Gary writes about ‘[t] he democratising effect of the web,’ in the sense, as I interpret it, that the web breaks down the historical, hierarchical academic structure; with the result that this will release ‘a hoard of amateur historians.’ He goes on to argue ‘that control will be brought about through the development of networks and communities, with university lecturers forming an integral controlling factor. They will act as a ‘listening post’ and a ‘voice of reason’ in the fragmented network of research groups.’ In other words, a sort of Blog Open University of History.
I am no historian, military or otherwise, nor am I an academic though, having completed an MA in Modern French Thought, I would classify myself as a textual interrogator, not strictly a Derridean deconstructionist but inevitably persuaded by his thought. That said, the current discussion has prompted me to ponder on the question of what is history and what it is to blog.
History must always be contemporary; its function, determination and application is governed by the underlying assumptions and values – cultural, political, religious and social – of the era in which it is discussed. The web, of course, influences all these factors. (In fact, one can argue, it is helping to polarise and entrench opinion within certain of them, e.g. religion and politics.) But is it a determining cause or a contributing factor?
It is a fact that just as it is impossible to see the ground directly beneath one’s feet so it is to see the presuppositions that one stands on in life, which is precisely why we need historians and philosophers to look back and analyse the ground we have covered in the hope that we will better understand the point to which we have arrived as well as provide answers as to where we might be going. (Down the pan if I continue this metaphor much longer.)
If I take Gary’s ‘democratising effect’ as the assertion by the individual to claim back what he regards as rightfully his, and combine that with the rise of blogging and online networks then I believe you can identify a drastic shift of the individual’s sense of identity, not in the sense of who he is but what he is, his Being. (And forgive me for using the male gender but it is a tradition in philosophical thought, a description that inflates the value of this text to the point of pretentiousness.) Though this modification has not necessarily been wrought by the web, the latter has for sure aided and abetted it.
It is the manifestation of identity through a form of symbiotic relativism. It is not, in Ester’s words, so much ‘[w]e think therefore we are, therefore we blog’, but we blog so that we are because we are linked. My Being is confirmed by my connections. (Be honest, how often have you Googled yourself?) It may be regarded as the polar opposite of Sartre’s thought where the Other was always hostile and thus ‘the essence of relations between consciousnesses… is conflict’? (Sartre, Being and Nothingness, 2001, p. 429.) Now the essence of relations between consciousnesses is confirmation, albeit remotely, of mutual self. In fact, the remoteness of the relationship is not an unfortunate happenstance but essential. Again we have swung 180 degrees, this time from the Socratic belief that the written word is to be distrusted, as it is open to interpretation without immediate riposte, to the idea that the written word, however slippery, has some form of immortality attached to it unlike the spoken word or, indeed, ourselves. Our blog is now our soul.

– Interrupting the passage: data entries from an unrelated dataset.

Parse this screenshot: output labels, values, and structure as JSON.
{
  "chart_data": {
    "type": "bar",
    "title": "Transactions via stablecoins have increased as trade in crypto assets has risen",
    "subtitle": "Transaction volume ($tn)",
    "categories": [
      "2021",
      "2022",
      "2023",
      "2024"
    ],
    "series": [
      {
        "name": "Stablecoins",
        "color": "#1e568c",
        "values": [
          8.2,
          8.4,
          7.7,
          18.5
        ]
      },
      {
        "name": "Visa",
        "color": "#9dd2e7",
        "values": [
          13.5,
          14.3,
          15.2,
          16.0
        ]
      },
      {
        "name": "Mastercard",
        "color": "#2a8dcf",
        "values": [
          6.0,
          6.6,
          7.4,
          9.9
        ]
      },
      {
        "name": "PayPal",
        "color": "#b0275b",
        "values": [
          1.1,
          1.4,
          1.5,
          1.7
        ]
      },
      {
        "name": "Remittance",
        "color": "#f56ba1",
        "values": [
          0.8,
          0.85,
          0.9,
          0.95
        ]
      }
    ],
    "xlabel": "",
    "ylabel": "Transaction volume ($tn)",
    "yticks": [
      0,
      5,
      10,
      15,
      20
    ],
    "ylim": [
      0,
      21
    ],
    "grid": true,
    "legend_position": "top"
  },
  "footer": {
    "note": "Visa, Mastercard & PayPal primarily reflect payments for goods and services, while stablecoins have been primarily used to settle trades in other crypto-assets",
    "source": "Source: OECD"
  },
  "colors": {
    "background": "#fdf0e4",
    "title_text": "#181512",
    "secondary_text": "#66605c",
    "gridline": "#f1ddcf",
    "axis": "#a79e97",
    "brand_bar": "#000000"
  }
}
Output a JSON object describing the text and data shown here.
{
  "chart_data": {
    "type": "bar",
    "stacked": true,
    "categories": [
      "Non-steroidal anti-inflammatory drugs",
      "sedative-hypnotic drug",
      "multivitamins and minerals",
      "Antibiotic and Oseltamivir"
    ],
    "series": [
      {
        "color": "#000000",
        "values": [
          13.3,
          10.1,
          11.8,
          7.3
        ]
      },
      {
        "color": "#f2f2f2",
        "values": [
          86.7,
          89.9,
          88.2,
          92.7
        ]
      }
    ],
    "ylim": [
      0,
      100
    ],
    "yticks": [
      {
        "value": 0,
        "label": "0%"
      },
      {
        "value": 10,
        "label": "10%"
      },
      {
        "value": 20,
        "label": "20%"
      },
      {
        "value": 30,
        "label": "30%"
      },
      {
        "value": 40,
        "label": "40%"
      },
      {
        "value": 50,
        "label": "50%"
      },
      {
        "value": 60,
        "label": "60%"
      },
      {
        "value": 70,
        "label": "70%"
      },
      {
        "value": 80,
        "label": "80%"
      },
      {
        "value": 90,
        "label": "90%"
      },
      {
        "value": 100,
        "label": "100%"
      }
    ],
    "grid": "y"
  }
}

This is a long way from the original debate, but that is blogging for you.
2 comments:
History has mostly been written by the victorious and History has surely been awaiting the time when the little people, the individual, the vanquished, those in hiding, under fire, in opposition or on the run, get to tell it. The blog fits the bill perfectly and has the potential to reach large audiences and be powerful and influential; we've had some really good recent examples from such places as Iraq, for example. Worryingly, the Chinese government are finding ways of placing electronic barriers between their bloggers and blog readers and the rest of the world. Blog while you can!
My argument is that the blog has freed the 'normal' preson to offer a valid voice to any historical debate. Though the idea that blogging fulfills a basic human instinct is certainly true.